Award Winning Project
The School is very appreciative of the award which it received from Volvo and the additional funding made possible by a generous donation from Edinburgh Volvo dealers, Murray Volvo.
What is it for?
Increasingly we are becoming aware that water is one of the world’s most precious resources, and that by wasting and polluting it we are threatening the well-being of all forms of life, not least ourselves. It is easy for us to get bewildered by the scale of the problems and to believe that only through the development of sophisticated treatment technology can we hope to address them.
How does it help?
Ponds were once a common feature in the landscape and always had an important value to the surrounding environment. This century thousands of ponds have been lost in Britain, but it is now becoming very popular to create ponds again as wildlife habitats. Most ponds, despite being still bodies of water, are able to sustain a vast range of life-forms and eco-cylces. It has been observed that when pollution of such a pond occurs many of the more fragile eco-cycles are broken, yet others are more resistant and will proliferate in an attempt to restore the lost balance. To learn more about how we plan to cultivate our grounds, visit the General Information page.
What does a Flowform do?
It is known that water flowing down a mountain stream becomes highly aerated. The “Flowform” cascades are designed to reproduce this process in a concentrated and controlled way, but they are however, intended to do more than just aerate the water.

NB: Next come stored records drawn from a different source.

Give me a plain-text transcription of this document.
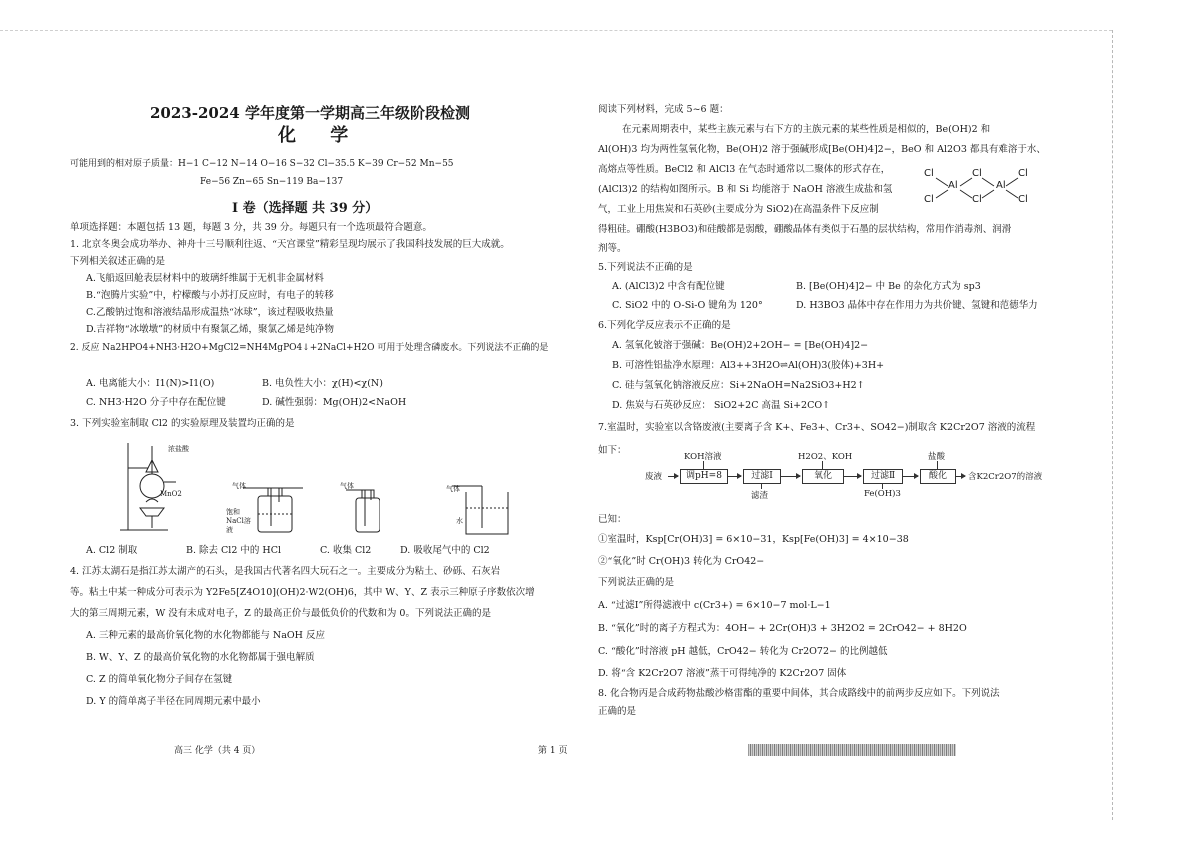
2023-2024 学年度第一学期高三年级阶段检测
化 学
可能用到的相对原子质量：H−1 C−12 N−14 O−16 S−32 Cl−35.5 K−39 Cr−52 Mn−55
Fe−56 Zn−65 Sn−119 Ba−137
I 卷（选择题 共 39 分）
单项选择题：本题包括 13 题，每题 3 分，共 39 分。每题只有一个选项最符合题意。
1. 北京冬奥会成功举办、神舟十三号顺利往返、“天宫课堂”精彩呈现均展示了我国科技发展的巨大成就。
下列相关叙述正确的是
A.飞船返回舱表层材料中的玻璃纤维属于无机非金属材料
B.“泡腾片实验”中，柠檬酸与小苏打反应时，有电子的转移
C.乙酸钠过饱和溶液结晶形成温热“冰球”，该过程吸收热量
D.吉祥物“冰墩墩”的材质中有聚氯乙烯，聚氯乙烯是纯净物
2. 反应 Na2HPO4+NH3·H2O+MgCl2=NH4MgPO4↓+2NaCl+H2O 可用于处理含磷废水。下列说法不正确的是
A. 电离能大小：I1(N)>I1(O)	B. 电负性大小：χ(H)<χ(N)
C. NH3·H2O 分子中存在配位键	D. 碱性强弱：Mg(OH)2<NaOH
3. 下列实验室制取 Cl2 的实验原理及装置均正确的是
浓盐酸
MnO2
气体
饱和NaCl溶液
气体	气体
水
A. Cl2 制取	B. 除去 Cl2 中的 HCl	C. 收集 Cl2	D. 吸收尾气中的 Cl2
4. 江苏太湖石是指江苏太湖产的石头，是我国古代著名四大玩石之一。主要成分为粘土、砂砾、石灰岩
等。粘土中某一种成分可表示为 Y2Fe5[Z4O10](OH)2·W2(OH)6，其中 W、Y、Z 表示三种原子序数依次增
大的第三周期元素，W 没有未成对电子，Z 的最高正价与最低负价的代数和为 0。下列说法正确的是
A. 三种元素的最高价氧化物的水化物都能与 NaOH 反应
B. W、Y、Z 的最高价氧化物的水化物都属于强电解质
C. Z 的简单氧化物分子间存在氢键
D. Y 的简单离子半径在同周期元素中最小
阅读下列材料，完成 5~6 题：
在元素周期表中，某些主族元素与右下方的主族元素的某些性质是相似的，Be(OH)2 和
Al(OH)3 均为两性氢氧化物，Be(OH)2 溶于强碱形成[Be(OH)4]2−，BeO 和 Al2O3 都具有难溶于水、
高熔点等性质。BeCl2 和 AlCl3 在气态时通常以二聚体的形式存在，
(AlCl3)2 的结构如图所示。B 和 Si 均能溶于 NaOH 溶液生成盐和氢
气，工业上用焦炭和石英砂(主要成分为 SiO2)在高温条件下反应制
得粗硅。硼酸(H3BO3)和硅酸都是弱酸，硼酸晶体有类似于石墨的层状结构，常用作消毒剂、润滑
剂等。
Cl	Cl	Cl
Al	Al
Cl	Cl	Cl
5.下列说法不正确的是
A. (AlCl3)2 中含有配位键	B. [Be(OH)4]2− 中 Be 的杂化方式为 sp3
C. SiO2 中的 O-Si-O 键角为 120°	D. H3BO3 晶体中存在作用力为共价键、氢键和范德华力
6.下列化学反应表示不正确的是
A. 氢氧化铍溶于强碱：Be(OH)2+2OH− = [Be(OH)4]2−
B. 可溶性铝盐净水原理：Al3++3H2O⇌Al(OH)3(胶体)+3H+
C. 硅与氢氧化钠溶液反应：Si+2NaOH=Na2SiO3+H2↑
D. 焦炭与石英砂反应： SiO2+2C 高温 Si+2CO↑
7.室温时，实验室以含铬废液(主要离子含 K+、Fe3+、Cr3+、SO42−)制取含 K2Cr2O7 溶液的流程
如下：
废液	调pH=8	过滤Ⅰ	氧化	过滤Ⅱ	酸化	含K2Cr2O7的溶液
KOH溶液	H2O2、KOH	盐酸
滤渣	Fe(OH)3
已知：
①室温时，Ksp[Cr(OH)3] = 6×10−31，Ksp[Fe(OH)3] = 4×10−38
②“氧化”时 Cr(OH)3 转化为 CrO42−
下列说法正确的是
A. “过滤Ⅰ”所得滤液中 c(Cr3+) = 6×10−7 mol·L−1
B. “氧化”时的离子方程式为：4OH− + 2Cr(OH)3 + 3H2O2 = 2CrO42− + 8H2O
C. “酸化”时溶液 pH 越低，CrO42− 转化为 Cr2O72− 的比例越低
D. 将“含 K2Cr2O7 溶液”蒸干可得纯净的 K2Cr2O7 固体
8. 化合物丙是合成药物盐酸沙格雷酯的重要中间体，其合成路线中的前两步反应如下。下列说法
正确的是
高三 化学（共 4 页）	第 1 页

Where did this work begin?
It has been argued that water quality can not just be considered in terms of its chemical constituents, but more broadly on this ability to support healthy life. This proposition suggests that there are inherent properties of water which are not readily perceived using conventional means but which are still significant and are also needing ‘treatment” if the water is to be returned to its natural state. It was with this aim in mind that John Wilkes of the “Flow Research Institute”, following on from Theodor Schwenck and Viktor Schauberger, undertook intensive studies of archetypal flow patterns in living organisms.

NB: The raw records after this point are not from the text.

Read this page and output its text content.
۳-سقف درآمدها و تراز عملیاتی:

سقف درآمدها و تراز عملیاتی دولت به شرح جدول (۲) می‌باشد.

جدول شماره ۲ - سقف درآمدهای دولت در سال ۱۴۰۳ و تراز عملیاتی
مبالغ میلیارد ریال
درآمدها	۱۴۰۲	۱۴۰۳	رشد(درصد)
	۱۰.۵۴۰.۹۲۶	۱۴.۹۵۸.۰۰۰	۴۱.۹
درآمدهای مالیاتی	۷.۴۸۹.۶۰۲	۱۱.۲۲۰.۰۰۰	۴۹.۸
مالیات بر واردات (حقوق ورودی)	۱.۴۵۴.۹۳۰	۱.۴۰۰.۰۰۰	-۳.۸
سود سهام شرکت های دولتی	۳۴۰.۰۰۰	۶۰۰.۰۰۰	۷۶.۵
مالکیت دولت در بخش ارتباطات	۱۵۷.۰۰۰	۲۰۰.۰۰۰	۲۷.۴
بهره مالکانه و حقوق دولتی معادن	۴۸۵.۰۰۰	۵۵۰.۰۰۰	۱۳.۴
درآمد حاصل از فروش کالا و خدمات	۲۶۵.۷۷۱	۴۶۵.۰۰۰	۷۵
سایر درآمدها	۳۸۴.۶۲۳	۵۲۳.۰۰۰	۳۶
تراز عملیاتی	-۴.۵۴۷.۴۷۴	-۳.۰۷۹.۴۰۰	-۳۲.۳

Where can Flowforms be found?
The culmination of this work has been the development of the “Flowform” principle of water movement, in which the water flowing through the specially shaped vessel is encouraged to take up a figure of eight patterns and at the same time a rhythmic pulse. As all forms of life show waterborne rhythmic patterns, and tests carried out in Holland have shown that rhythmically treated water has an enhanced ability to support the organisms necessary for biological water cleaning. Increasingly, the potential of “Flowforms” is being recognised and they are now being incorporated in a variety of different treatment projects all over the world. We are being the change we want to see.